The House Bill 1242 proposal is for a 20-year statewide sales tax increase to 3.52 percent from the current rate of 2.9 percent to provide a revenue stream for $3.5 billion in bonds to expand Interstate 70 and 25 as well as provide discretionary local transportation funding.
“I’m encouraged; I think it’s a good first step,” said Johnston, who is from Vail and spent two terms in the state Senate. “It’s going to be a process. What I like is that we’ve got to do something. What I like is that there’s some bipartisan support for it. I like that there’s a focus on transit, multi-modal, which is nice, and that there’s a funding stream to support bonding because there wasn’t previously.”
Democrats and Republicans have been a loggerheads for years, trying unsuccessfully to carve out dedicated transportation funding as critical infrastructure has continued to deteriorate. Johnston acknowledges the legislative process could be tough.
“It’s a good potential package,” Johnston said. “The question is whether we can get it through both chambers and the voters to pass it. I was encouraged by the progress. I want to read the bill and see how it goes through the Legislature.”
Some conservative Republicans have already lined up against the bill, which is co-sponsored by Democratic Vail Valley state Rep. Diane Mitsch Bush and Republican Sen. Randy Baumgardner. Republican Sen.
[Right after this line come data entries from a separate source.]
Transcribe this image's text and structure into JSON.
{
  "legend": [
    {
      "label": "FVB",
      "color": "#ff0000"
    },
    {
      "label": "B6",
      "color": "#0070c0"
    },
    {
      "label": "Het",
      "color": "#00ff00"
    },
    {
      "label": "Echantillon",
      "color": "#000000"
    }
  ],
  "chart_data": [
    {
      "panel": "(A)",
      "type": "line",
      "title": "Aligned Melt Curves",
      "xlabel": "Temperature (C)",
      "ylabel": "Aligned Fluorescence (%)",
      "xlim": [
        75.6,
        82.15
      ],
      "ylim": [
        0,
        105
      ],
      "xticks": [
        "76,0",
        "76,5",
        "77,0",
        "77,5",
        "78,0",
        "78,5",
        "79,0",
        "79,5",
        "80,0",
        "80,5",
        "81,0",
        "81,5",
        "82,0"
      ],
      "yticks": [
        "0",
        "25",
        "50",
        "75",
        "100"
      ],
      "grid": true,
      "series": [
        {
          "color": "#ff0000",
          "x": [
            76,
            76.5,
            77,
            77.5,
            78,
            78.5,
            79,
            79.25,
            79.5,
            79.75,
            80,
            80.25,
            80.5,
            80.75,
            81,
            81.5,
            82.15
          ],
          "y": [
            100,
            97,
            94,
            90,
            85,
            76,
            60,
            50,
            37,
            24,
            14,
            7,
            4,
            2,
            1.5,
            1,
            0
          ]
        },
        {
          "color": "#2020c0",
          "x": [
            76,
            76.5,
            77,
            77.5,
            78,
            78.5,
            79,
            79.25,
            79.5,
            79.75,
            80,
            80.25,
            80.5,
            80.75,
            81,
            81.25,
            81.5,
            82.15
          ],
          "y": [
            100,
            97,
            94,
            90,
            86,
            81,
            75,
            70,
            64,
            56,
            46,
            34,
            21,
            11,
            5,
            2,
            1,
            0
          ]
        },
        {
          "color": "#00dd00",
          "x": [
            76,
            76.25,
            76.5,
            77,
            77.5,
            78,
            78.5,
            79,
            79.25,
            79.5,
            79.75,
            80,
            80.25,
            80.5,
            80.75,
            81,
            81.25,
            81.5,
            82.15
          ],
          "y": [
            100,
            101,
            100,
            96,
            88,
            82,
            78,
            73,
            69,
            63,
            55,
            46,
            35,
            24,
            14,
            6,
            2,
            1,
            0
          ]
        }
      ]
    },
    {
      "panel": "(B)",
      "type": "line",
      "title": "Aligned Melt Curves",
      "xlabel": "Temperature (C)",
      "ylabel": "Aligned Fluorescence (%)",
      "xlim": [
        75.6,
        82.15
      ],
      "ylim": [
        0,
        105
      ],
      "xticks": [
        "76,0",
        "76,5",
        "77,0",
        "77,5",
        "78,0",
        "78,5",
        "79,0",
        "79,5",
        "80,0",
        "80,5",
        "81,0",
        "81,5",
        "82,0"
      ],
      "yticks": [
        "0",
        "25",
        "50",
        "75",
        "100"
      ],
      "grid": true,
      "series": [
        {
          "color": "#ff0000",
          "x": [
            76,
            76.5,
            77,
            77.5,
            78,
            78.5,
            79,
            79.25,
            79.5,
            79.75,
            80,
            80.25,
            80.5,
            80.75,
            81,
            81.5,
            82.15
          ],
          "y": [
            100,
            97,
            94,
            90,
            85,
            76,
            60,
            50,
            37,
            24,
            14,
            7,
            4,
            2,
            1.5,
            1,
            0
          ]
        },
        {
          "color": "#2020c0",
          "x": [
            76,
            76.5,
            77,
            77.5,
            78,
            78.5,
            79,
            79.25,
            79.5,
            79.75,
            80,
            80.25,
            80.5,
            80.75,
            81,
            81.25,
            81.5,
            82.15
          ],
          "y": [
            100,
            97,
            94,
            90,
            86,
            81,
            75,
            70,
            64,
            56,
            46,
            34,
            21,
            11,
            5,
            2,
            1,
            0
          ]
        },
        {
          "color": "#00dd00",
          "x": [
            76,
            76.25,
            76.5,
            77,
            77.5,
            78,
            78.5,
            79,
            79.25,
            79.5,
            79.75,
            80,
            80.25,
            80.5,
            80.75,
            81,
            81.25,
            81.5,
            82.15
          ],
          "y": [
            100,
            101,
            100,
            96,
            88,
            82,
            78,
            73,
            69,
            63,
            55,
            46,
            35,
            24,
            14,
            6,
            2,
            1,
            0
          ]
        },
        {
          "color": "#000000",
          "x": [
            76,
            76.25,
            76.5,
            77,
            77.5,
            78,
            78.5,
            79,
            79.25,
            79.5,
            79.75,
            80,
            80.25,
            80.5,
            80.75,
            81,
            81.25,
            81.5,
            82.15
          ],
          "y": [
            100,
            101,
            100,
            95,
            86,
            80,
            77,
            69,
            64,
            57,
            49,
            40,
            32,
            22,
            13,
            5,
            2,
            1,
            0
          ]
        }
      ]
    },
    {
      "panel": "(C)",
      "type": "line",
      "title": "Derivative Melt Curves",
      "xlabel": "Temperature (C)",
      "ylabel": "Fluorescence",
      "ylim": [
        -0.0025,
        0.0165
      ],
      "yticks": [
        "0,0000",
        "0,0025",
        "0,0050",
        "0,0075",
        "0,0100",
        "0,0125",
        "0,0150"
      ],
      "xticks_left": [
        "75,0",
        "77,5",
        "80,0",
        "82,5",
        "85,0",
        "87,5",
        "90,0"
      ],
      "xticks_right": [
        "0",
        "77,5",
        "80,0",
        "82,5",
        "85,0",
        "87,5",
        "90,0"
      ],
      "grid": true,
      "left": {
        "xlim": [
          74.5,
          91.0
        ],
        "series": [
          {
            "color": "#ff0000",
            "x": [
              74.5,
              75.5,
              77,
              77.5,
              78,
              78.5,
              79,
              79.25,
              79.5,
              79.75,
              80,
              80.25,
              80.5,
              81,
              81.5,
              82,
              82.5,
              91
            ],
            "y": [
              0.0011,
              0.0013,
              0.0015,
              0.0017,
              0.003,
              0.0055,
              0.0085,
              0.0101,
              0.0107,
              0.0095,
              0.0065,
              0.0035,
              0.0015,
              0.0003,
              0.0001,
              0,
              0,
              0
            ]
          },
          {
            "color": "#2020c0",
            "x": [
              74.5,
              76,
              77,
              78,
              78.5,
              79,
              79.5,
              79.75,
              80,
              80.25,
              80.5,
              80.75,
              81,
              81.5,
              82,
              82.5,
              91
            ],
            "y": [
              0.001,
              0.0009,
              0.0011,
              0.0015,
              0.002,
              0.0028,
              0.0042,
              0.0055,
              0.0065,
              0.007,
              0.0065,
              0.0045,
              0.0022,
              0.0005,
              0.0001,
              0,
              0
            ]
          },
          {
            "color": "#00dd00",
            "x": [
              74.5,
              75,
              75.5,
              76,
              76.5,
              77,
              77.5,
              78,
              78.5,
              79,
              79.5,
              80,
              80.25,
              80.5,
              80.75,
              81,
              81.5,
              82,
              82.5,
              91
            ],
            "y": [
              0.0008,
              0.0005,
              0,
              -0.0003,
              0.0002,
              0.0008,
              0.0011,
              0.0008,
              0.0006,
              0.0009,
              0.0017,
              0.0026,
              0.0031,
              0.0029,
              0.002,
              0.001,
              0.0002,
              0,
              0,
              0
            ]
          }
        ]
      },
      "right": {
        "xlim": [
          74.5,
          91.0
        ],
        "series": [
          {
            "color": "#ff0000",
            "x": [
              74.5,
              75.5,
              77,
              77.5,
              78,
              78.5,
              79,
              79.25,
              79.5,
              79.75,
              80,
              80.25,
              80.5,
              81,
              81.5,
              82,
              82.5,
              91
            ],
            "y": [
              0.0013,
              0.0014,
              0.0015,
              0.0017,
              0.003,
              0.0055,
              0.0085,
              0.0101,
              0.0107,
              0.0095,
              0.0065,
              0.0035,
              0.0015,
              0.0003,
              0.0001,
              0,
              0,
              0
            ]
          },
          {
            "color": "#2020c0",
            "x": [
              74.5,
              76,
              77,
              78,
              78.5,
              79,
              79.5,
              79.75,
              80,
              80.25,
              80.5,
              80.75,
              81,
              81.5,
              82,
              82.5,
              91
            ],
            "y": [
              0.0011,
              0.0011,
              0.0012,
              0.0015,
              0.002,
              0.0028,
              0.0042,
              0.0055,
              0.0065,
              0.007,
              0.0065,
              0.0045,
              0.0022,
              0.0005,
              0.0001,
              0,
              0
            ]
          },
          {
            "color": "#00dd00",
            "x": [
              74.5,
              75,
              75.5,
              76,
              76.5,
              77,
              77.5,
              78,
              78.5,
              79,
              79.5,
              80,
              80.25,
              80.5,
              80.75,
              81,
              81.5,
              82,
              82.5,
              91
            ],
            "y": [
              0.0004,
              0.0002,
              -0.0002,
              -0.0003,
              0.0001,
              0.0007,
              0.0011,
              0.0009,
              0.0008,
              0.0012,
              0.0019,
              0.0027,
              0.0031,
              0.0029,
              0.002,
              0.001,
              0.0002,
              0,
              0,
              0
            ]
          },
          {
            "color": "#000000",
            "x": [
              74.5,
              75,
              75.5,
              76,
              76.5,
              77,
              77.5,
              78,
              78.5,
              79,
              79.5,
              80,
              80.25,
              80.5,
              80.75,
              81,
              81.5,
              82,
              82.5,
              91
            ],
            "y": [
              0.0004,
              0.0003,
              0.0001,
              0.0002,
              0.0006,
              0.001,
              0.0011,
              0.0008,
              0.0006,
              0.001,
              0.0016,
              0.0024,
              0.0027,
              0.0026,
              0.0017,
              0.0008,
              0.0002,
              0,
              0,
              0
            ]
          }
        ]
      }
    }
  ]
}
Jerry Sonnenberg has floated a much more modest alternative to the plan, which would only fund a $1.3 billion bond package.
Colorado Department of Transportation officials say they are facing a $1 billion-a-year budget shortfall just to safely maintain current road and bridge infrastructure. The HB 1242 sales tax increase would produce close to $700 million a year in added revenues.
Johnston says Republicans need to get realistic about where that money will come from if not in the form of a tax increase.
“The question for them is what is your plan to solve transportation if not this,” Johnston said. “They want to carve some out of the existing budget and they’d love to say Medicaid, but tell me who the people are you want to cut off from health services if you want to do that because $700 million a year is a lot of money.”